ACS-ASCCP-ASCP Recommendations
  • All women should begin screening at 21 years of age , regardless of HPV-vaccination status
  • Women 21–29 years of age, Pap testing should be conducted every 3 years
  • Women 30 years of age and older, Pap testing should be conducted every 3 years
  • Women 30 years of age and older, combined Pap and HPV testing should be conducted every 3–5 years
  • Women aged 65 years of age and older, screening is not recommended, provided that they have had 3 or more consecutive normal Pap test results and no abnormal results in the last 10 years, or have had 2 or more negative HPV tests in the last 10 years
  • Women with normal Pap test results and a positive HPV test should undergo testing for HPV genotypes 16 and 18, or repeat Pap and HPV testing in one year; immediate colposcopy should not be performed
  • Women with mildly abnormal Pap results (ASC-US) and a negative HPV test result should undergo HPV and Pap testing or HPV testing alone at intervals of 3 or more years; immediate colposcopy should not be performed in women with discordant test results

USPSTF Recommendations

  • All women should begin screening at 21 years of age irrespective of sexual history
  • Women 21–65 years of age, Pap testing should be conducted every 3 years in those who have had vaginal intercourse and have a cervix
  • Women younger than 30 years of age, HPV testing, alone or in combination with cytology (Pap test), should not be performed
  • Women aged 30 years of age and older, due to the high rate of spontaneous clearance, there is not enough evidence to evaluate the benefits vs. risks of HPV testing, alone or in combination with Pap testing

Emerging Screening Technology: Spectroscopy
In addition to conventional screening techniques, spectroscopy may be used to identify cervical abnormalities by reflecting light changes in cervical tissue. Compared to the Pap test, spectroscopic devices offer various advantages. Namely, data are collected and analyzed in an objective fashion, thereby eliminating the potential for human error. In addition, the availability of immediate findings may enable more timely detection and management and eliminate the need to await biopsy results.

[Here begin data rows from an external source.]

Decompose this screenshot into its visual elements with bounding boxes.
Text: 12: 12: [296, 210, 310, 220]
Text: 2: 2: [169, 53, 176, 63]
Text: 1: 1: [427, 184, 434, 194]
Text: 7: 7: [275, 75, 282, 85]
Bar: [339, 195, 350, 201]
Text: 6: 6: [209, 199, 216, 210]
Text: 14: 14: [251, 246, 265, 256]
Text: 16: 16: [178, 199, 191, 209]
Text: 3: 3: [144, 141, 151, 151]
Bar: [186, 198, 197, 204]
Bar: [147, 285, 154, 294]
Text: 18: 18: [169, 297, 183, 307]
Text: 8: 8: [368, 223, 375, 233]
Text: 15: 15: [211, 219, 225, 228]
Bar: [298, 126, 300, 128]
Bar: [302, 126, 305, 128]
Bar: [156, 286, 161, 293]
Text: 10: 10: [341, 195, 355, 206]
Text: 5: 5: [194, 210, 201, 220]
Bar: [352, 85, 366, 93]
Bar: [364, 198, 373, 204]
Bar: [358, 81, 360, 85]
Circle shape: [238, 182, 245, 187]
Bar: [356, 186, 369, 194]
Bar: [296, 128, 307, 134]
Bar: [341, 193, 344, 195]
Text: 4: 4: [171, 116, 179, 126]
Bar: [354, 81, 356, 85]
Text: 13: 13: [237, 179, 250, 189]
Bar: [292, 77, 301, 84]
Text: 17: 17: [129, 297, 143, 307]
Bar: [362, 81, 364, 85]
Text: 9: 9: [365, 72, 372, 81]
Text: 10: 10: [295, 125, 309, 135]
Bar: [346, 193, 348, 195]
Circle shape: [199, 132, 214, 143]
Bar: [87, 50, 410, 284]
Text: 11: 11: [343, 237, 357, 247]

Instruments may be used as an adjunct to cervical cytology, for triage after indeterminate cytology results, for localization of biopsy sites during colposcopy, or as primary screening alternatives.3

LightTouch and LuViva, two devices currently under investigation, have been shown to detect cervical disease up to two years in advance of traditional screening methods (e.g., Pap testing, HPV testing, colposcopy, biopsy).14,15 Findings revealed that LightTouch was able to detect over 86% of cervical abnormalities missed by conventional screening tests, and reduced the number of unnecessary biopsies by approximately 40%.15 Similarly, LuViva, which is under investigation for intermediary testing in women with abnormal Pap test results, was found to increase detection of CIN II/III by 20%.14 If approved for use, such devices may prove to be valuable tools for the detection and management of cervical cancer.